If Warren Buffett is to be believed in his verdict that derivatives are “financial weapons of mass destruction” then Blythe Masters is one of the destroyers of worlds.
British-born Masters is one of the most powerful women on Wall Street and is widely recognised as one of an elite group dubbed the “JP Morgan mafia” that fostered the creation of the complex credit derivatives at the heart of the current crisis ripping through Wall Street. Many of the highly qualified mathematicians and academics who worked on the credit derivatives market in the early days have gone on to run hedge funds and into high-powered jobs at other investment banks, but most of them started out at JP Morgan.
Masters sees things slightly differently. In a brief email exchange with the Guardian, she said: “I do believe CDSs [credit default swaps] have been miscast, much as poor workmen tend to blame their tools.”

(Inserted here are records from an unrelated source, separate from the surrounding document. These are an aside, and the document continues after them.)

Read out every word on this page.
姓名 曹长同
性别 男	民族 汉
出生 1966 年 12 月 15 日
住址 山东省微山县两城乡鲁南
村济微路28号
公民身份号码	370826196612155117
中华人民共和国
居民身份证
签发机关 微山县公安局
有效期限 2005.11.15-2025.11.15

In 1997, she and a team developed many of the credit derivatives that were intended to remove risk from companies’ balance sheets. The idea was to separate the default risk on loans from the loans themselves.
The risk would be moved into an off-balance sheet vehicle. The product was called Bistro, otherwise known as broad index secured trust offering.

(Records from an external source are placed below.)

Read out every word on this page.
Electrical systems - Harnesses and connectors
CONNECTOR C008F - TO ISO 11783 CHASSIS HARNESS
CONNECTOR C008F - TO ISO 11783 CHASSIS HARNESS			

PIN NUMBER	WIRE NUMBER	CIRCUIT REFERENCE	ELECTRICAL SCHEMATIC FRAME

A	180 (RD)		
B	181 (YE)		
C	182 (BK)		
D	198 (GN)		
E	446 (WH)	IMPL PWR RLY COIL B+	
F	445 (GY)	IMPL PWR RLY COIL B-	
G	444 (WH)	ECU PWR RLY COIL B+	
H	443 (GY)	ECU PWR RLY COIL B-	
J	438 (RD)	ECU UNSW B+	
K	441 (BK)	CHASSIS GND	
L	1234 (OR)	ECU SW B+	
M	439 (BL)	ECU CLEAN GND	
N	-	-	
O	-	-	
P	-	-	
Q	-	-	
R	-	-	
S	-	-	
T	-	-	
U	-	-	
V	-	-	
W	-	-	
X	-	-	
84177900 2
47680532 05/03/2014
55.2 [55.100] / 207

In a guide to understanding the instruments she had created, Masters sung their praises: “In bypassing barriers between different classes, maturities, rating categories, debt seniority levels and so on, credit derivatives are creating enormous opportunities to exploit and profit from associated discontinuities in the pricing of credit risk.”
Masters was raised in south-east England, where she attended the exclusive King’s public school in Canterbury on a scholarship. She got a economics degree from Cambridge, and from the beginning had been attracted to the esoteric world of derivatives. In her spare time, she is a keen horsewoman.
She joined the JP Morgan commodities desk and worked her way up the organisation. At the age of 35 she was appointed chief financial officer of the investment bank, but for the past two years has been head of currencies and commodities. Her focus on the job reached almost comic levels when she famously took her wireless device into the hospital to get quotes on commodity derivatives as she was having a baby.
The banks argued that by trading credit derivatives of the kind pioneered by Masters, they had spread their risk elsewhere and therefore needed lower reserves to protect against loan defaults. Regulators rolled over and the banks loaned ever more. It was a huge success and the market for credit derivatives grew rapidly.
But the instruments might not have much longer. One of the fall-outs from the current crisis is the call that banks should carry their own risk.